Unnamed: 0,Precinct,Romney,Obama,romney_vote_share
0,CT1,82,167,0.329317
1,CT2,165,198,0.454545
2,CT3,154,88,0.636364
3,CT4,77,77,0.5
4,CT5,198,121,0.62069
5,CT6,165,176,0.483871
6,CT7,132,209,0.387097
7,CT8,198,132,0.6
8,CT9,165,187,0.46875
9,CT10,198,66,0.75


In [69]:
# Once CT12 Precinct matches CT16 Precinct, you can create a merged table.
# Note that the merge function comes form Pandas.
# Use this code.
merged_elections = merge(ct12, ct16, on='Precinct')

# Look at the ouput.
merged_elections

Unnamed: 0,Precinct,Romney,Obama,romney_vote_share,Trump,Clinton,trump_vote_share
0,CT1,82,167,0.329317,88,154,0.363636
1,CT2,165,198,0.454545,99,165,0.375
2,CT3,154,88,0.636364,165,165,0.5
3,CT4,77,77,0.5,132,121,0.521739
4,CT5,198,121,0.62069,165,110,0.6
5,CT6,165,176,0.483871,110,88,0.555556
6,CT7,132,209,0.387097,154,77,0.666667
7,CT8,198,132,0.6,77,121,0.388889
8,CT9,165,187,0.46875,165,154,0.517241
9,CT10,198,66,0.75,77,99,0.4375


In [70]:
# Create change_in_vote_share
merged_elections["change_in_vote_share"] = merged_elections["trump_vote_share"] - merged_elections["romney_vote_share"]

# Calculate the average (mean) of change in vote share
print(merged_elections.loc[:,"change_in_vote_share"].mean())

# Check your output
merged_elections

-0.030440577260069157


Unnamed: 0,Precinct,Romney,Obama,romney_vote_share,Trump,Clinton,trump_vote_share,change_in_vote_share
0,CT1,82,167,0.329317,88,154,0.363636,0.034319
1,CT2,165,198,0.454545,99,165,0.375,-0.079545
2,CT3,154,88,0.636364,165,165,0.5,-0.136364
3,CT4,77,77,0.5,132,121,0.521739,0.021739
4,CT5,198,121,0.62069,165,110,0.6,-0.02069
5,CT6,165,176,0.483871,110,88,0.555556,0.071685
6,CT7,132,209,0.387097,154,77,0.666667,0.27957
7,CT8,198,132,0.6,77,121,0.388889,-0.211111
8,CT9,165,187,0.46875,165,154,0.517241,0.048491
9,CT10,198,66,0.75,77,99,0.4375,-0.3125


# Congratulations!

You are done with the lab.
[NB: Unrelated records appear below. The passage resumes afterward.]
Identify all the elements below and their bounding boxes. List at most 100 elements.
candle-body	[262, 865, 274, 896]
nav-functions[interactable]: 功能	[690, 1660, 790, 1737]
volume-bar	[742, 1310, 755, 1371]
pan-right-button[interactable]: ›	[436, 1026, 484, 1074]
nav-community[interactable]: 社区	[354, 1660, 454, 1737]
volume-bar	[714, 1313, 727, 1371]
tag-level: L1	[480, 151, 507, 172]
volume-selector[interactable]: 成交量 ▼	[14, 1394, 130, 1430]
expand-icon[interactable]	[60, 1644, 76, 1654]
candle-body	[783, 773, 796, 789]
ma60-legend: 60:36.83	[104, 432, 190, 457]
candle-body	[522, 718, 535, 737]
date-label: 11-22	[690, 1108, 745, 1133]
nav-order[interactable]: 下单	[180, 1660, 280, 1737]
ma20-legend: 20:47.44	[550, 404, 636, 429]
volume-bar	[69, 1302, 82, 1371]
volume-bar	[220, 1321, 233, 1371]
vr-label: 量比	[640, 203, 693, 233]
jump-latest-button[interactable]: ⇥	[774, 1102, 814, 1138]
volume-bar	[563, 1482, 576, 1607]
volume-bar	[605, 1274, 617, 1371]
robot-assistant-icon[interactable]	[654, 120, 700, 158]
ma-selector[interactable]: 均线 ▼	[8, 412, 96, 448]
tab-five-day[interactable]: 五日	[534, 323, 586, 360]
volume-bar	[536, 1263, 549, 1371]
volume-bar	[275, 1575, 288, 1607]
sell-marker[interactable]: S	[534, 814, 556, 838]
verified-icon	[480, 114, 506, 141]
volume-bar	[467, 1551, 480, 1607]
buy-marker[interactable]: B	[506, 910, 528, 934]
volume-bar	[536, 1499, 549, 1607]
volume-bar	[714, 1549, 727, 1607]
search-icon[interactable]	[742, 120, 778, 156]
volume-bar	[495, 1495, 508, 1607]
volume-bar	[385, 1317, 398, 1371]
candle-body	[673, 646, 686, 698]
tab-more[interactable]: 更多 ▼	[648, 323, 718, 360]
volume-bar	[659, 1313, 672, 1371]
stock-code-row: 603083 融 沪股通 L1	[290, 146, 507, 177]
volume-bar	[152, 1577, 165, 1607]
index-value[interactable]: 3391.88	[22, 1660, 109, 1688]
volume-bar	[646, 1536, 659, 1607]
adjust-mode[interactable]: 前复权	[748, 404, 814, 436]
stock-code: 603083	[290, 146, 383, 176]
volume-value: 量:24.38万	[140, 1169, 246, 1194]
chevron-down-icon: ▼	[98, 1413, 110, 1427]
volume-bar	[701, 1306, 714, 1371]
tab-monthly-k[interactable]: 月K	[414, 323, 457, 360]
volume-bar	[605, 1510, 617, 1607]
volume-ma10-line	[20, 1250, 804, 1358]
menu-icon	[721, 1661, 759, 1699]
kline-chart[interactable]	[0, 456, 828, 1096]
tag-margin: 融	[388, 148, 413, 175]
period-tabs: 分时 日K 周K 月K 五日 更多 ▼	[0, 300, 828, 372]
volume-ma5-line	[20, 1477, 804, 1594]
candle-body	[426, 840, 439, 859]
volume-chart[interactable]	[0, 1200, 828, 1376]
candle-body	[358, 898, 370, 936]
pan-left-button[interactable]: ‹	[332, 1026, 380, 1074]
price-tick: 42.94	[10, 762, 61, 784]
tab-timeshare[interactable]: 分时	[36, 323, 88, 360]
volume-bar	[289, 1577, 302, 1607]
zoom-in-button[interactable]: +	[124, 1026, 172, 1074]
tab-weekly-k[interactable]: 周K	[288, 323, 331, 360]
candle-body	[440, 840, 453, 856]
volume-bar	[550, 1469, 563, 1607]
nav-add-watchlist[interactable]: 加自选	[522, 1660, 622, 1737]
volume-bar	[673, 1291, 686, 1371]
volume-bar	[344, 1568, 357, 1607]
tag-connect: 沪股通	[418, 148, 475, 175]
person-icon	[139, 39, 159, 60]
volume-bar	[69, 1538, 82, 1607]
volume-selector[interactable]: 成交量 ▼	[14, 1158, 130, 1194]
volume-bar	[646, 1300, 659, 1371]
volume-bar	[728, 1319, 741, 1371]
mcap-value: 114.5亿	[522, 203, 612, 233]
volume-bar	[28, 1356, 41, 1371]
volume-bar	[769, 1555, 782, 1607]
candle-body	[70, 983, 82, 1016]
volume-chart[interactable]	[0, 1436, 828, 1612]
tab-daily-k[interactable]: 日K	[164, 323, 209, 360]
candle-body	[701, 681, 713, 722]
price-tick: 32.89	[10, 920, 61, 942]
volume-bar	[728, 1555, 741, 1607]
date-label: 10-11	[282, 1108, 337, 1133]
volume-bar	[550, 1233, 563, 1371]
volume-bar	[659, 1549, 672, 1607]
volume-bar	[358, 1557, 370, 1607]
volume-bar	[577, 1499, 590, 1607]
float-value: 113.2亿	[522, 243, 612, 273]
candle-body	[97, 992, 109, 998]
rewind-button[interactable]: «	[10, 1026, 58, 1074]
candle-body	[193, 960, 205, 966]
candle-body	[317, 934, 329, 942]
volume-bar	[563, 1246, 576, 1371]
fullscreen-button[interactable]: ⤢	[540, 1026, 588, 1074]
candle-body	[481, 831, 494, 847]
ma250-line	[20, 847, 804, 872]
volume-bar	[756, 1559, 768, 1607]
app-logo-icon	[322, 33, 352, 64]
Before you finish and submit, please fill out this brief evaluation:

- I spent around 4 hours on this lab,.
- This lab was just about the right difficulty.

**To turn in your lab, you will need to submit a PDF through Canvas.** Make sure there are no errors in the code when you submit your lab. Otherwise, you will not be able to run the full code needed to submit your full lab.